The information online is mostly in medical-speak, there is some out there, but it is difficult for the average person to understand. We don't know the answers to many questions, like:
1. How is myelination measured?
2. What is the normal measurement for her current age? What would be abnormal/low? We are just trying to find out if she is still in the low normal range or if she has fallen off the normal range.
3. Is the "lack of change on her MRI" probably a lack of change relative to where she should be, or would it be an absolute lack of change?
4. Why is Ella a slow myelinator? What reasons are there for such a thing?
5. Would anyone be able to tell that she is a slow myelinator rather than that she has ceased myelin production?
6. If she is a slow myelinator, are the seizures an issue that is (or can be) indicative of this lack?

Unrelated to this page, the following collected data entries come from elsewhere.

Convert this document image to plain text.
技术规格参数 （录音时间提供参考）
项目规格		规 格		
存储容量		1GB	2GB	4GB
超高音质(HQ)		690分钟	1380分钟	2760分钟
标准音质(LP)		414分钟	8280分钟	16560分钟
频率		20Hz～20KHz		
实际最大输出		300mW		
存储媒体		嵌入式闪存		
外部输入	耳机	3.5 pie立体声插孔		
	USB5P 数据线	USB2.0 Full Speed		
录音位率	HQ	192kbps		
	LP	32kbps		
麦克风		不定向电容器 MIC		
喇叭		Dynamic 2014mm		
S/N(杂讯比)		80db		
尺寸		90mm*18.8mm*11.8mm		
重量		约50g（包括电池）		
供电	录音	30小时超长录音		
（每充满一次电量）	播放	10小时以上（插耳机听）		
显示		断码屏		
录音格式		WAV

7. How long in terms of years can she have normal neurological function with an amount of myelin appropriate for a 2 1/2 yr old?
8. Is our neurologist correct in his wait and see approach, or should we be seeking any answers about dietary changes or vitamin supplements?
So hopefully I will hear back from Dr Escolar and from my contact at Johns Hopkins today, and we can get going on this.
Not really what I needed to hear or deal with at 6 weeks post partum, but you just roll with the punches around here, you know?
Prayer and vibes and thoughts appreciated. If you are the praying sort, here is a specific request:
Please be praying for us as we digest what this means, to not be depressed or lose hope, and to trust in God to surround us with his peace and wisdom about what to do next. And for the radiologists, neuros, and specialists to receive the information and review it with discernment and to help guide us in our understanding of hypomyelination.